¿Quién era el Gauchito Gil?

Es una de las figuras más vigentes en la devoción popular de nuestro pueblo. El gaucho que inspiró el culto no está dentro de la liturgia religiosa pero sí en la fe popular.

Lo llaman Gauchito, pero nació bajo el nombre de Antonio Gil Nuñez en la ciudad de Pay Ubre, provincia de Corrientes. Este gaucho, según las versiones que se cuentan, tenía un poder que las leyendas suelen singularizar con sus miradas. El hecho de que su historia continúe siendo objeto de relato significa que no ha sido olvidada y que sus ideales se mantienen presentes. Lo cierto es que vivió como si ya hubiera vivido y estuviera muerto. Así, al menos, lo reconoció su propio verdugo.

A mediados del siglo XIX, Gil trabajaba como peón rural y había comenzado una relación apasionada con Estrella Díaz de Miraflores.
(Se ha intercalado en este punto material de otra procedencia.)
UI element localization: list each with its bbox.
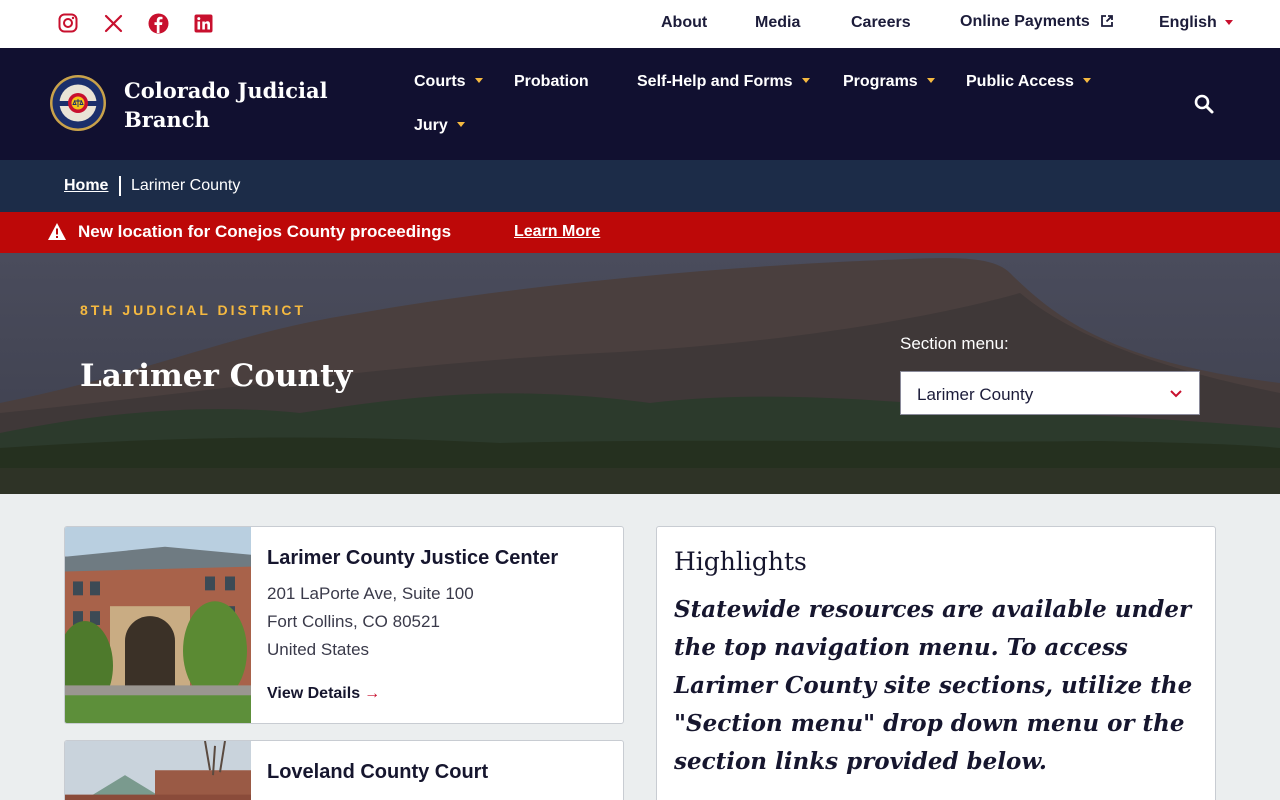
careers-link[interactable]: Careers [851, 14, 911, 32]
breadcrumb: Home Larimer County [0, 160, 1280, 212]
highlights-title: Highlights [674, 547, 807, 576]
chevron-down-icon [474, 78, 483, 83]
about-link[interactable]: About [661, 14, 707, 32]
section-menu-value: Larimer County [917, 385, 1034, 404]
nav-public-access[interactable]: Public Access [966, 73, 1091, 91]
loveland-court-photo [65, 741, 251, 800]
justice-center-photo [65, 527, 251, 723]
page-title: Larimer County [80, 358, 353, 394]
chevron-down-icon [926, 78, 935, 83]
instagram-icon[interactable] [57, 12, 79, 34]
view-details-link[interactable]: View Details → [267, 685, 380, 703]
facebook-icon[interactable] [147, 12, 169, 34]
alert-learn-more-link[interactable]: Learn More [514, 223, 600, 241]
chevron-down-icon [456, 122, 465, 127]
highlights-body: Statewide resources are available under … [674, 596, 1193, 775]
chevron-down-icon [801, 78, 810, 83]
utility-bar: About Media Careers Online Payments Engl… [0, 0, 1280, 48]
site-brand-name[interactable]: Colorado Judicial Branch [124, 76, 354, 134]
nav-self-help-label: Self-Help and Forms [637, 73, 793, 90]
online-payments-link[interactable]: Online Payments [960, 13, 1114, 31]
nav-public-access-label: Public Access [966, 73, 1074, 90]
warning-icon [48, 223, 66, 240]
hero-banner: 8TH JUDICIAL DISTRICT Larimer County Sec… [0, 253, 1280, 494]
x-icon[interactable] [102, 12, 124, 34]
address-line-2: Fort Collins, CO 80521 [267, 612, 440, 631]
language-select[interactable]: English [1159, 14, 1233, 32]
colorado-courts-seal-logo[interactable] [49, 74, 107, 132]
address-line-1: 201 LaPorte Ave, Suite 100 [267, 584, 474, 603]
location-card: Loveland County Court [64, 740, 624, 800]
nav-probation[interactable]: Probation [514, 73, 589, 91]
breadcrumb-home-link[interactable]: Home [64, 177, 108, 195]
nav-courts[interactable]: Courts [414, 73, 483, 91]
district-eyebrow: 8TH JUDICIAL DISTRICT [80, 302, 307, 318]
breadcrumb-separator [119, 176, 121, 196]
section-menu-label: Section menu: [900, 334, 1009, 353]
highlights-panel: Highlights Statewide resources are avail… [656, 526, 1216, 800]
online-payments-label: Online Payments [960, 13, 1090, 30]
language-label: English [1159, 14, 1217, 31]
nav-self-help-forms[interactable]: Self-Help and Forms [637, 73, 810, 91]
external-link-icon [1101, 15, 1114, 27]
social-links [57, 12, 237, 34]
media-link[interactable]: Media [755, 14, 800, 32]
address-line-3: United States [267, 640, 370, 659]
location-card: Larimer County Justice Center 201 LaPort… [64, 526, 624, 724]
nav-programs[interactable]: Programs [843, 73, 935, 91]
nav-courts-label: Courts [414, 73, 466, 90]
chevron-down-icon [1170, 390, 1182, 398]
alert-banner: New location for Conejos County proceedi… [0, 212, 1280, 253]
main-navigation: Colorado Judicial Branch Courts Probatio… [0, 48, 1280, 160]
arrow-right-icon: → [364, 685, 381, 702]
nav-jury[interactable]: Jury [414, 117, 465, 135]
section-menu-select[interactable]: Larimer County [900, 371, 1200, 415]
breadcrumb-current: Larimer County [131, 177, 241, 194]
search-icon[interactable] [1192, 92, 1216, 116]
chevron-down-icon [1082, 78, 1091, 83]
card-title[interactable]: Larimer County Justice Center [267, 547, 558, 570]
card-title[interactable]: Loveland County Court [267, 761, 488, 784]
nav-programs-label: Programs [843, 73, 918, 90]
linkedin-icon[interactable] [192, 12, 214, 34]
view-details-label: View Details [267, 685, 361, 702]
alert-message: New location for Conejos County proceedi… [78, 222, 452, 241]
chevron-down-icon [1224, 20, 1233, 26]
nav-jury-label: Jury [414, 117, 448, 134]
No obstante, el jefe de policial local y los hermanos de la joven, quien era una viuda adinerada de su ciudad natal, intentaron alejarla de él. Expuesto seriamente al peligro, el gauchito todas las mañanas atravesaba el umbral de su casa, una parcela en la que no existía beatitud ni calma, pero que rezumaba desesperación, soledad y belleza.

Las imprudencias de la pasión lo forzaron a huir y alistarse como soldado en la Guerra de la Triple Alianza(1864-1870) que Argentina, Brasil y Uruguay declararon al Paraguay. Cuando regresó, aquella experiencia había dejado una marca imborrable. Poco tiempo después, fue llamado a luchar junto al Partido Autonomista de Corrientes, pero el Gauchito fue categórico: no lucharía una guerra más en su vida. Perseguido por los militares, finalmente fue capturado y degollado en enero de 1878. Desde ese día, comenzaron a suceder los milagros.

El primero ocurrió a pocas horas de su muerte. Antes de que lo mataran, el gauchito Gil había dicho unas palabras que luego cobrarían un sentido inequívoco: “Con sangre de un inocente se cura a otro inocente”. Su verdugo escuchó esa frase que parecía nacer de un delirio, pero estaba dicha con tanta autoridad que no pudo olvidárselas. Tres horas después, volvió a recordarlas cuando llegó a su casa. Lo hizo ante el cuerpo de su hijo moribundo. Entonces no dudó en volver al lugar del crimen y buscar entre los pastos un poco de aquella sangre que aún no se había secado. Solo bastó que le hiciera una cruz en la frente para que su hijo comenzara a perder la fiebre y luego se recuperara definitivamente.

Muchos creían que no era un santo sino un gauchito mujeriego, travieso y “amigo de lo ajeno”. En otras palabras, un hombre que llevaba dentro de sí timidez y pánico, una bomba de explosión retardada que comenzaba a liberar sus primeras partículas.

Ahí fue cuando sucedió el segundo milagro, a un mes de su muerte. El verdugo y el resto de la partida enterraron el cuerpo a pocos metros del espinillo donde lo colgaron para matarlo y pusieron una cruz de algarrobo. “Si es un santo tiene que darnos otra prueba de fe”, decían los incrédulos pobladores. El hombre agraciado esta vez se llamaba Apolinario Nuñez. Fue él mismo, al igual que el verdugo del gauchito, quien se ocupó de contar el prodigio en cuanta pulpería y almacén hubiera en la zona. Un día, Nuñez tenía que sacar su cosecha de zapallos y sandías hasta el poblado, pero su yunta de bueyes había desaparecido. Esa yunta era todo lo que tenía. Los zapallos y las sandías no podían esperar más. Cansado de buscarlos, su desesperación lo hizo allegarse a la tumba del gauchito y le hizo una promesa a cambio de sus bueyes. Ahí mismo, con el lomo vencido por el cansancio, Nuñez se quedó dormido. Y cuando despertó, la yunta estaba allí, como si hubiera escuchado su llamado desde lo más profundo de sus sueños.

Lo cierto es que el Gauchito Gil, perpetuado por la tradición oral, devino una de las figuras más emblemáticas y populares del país. Cada 8 de enero, miles de visitantes acuden a pedirle favores; las ofrendas se colocan al pie de sus estatuas, mientras vendedores ambulantes se cuelgan al hombro camisetas y banderas hechas con su imagen y cientos de velas se encienden a la espera de un nuevo milagro.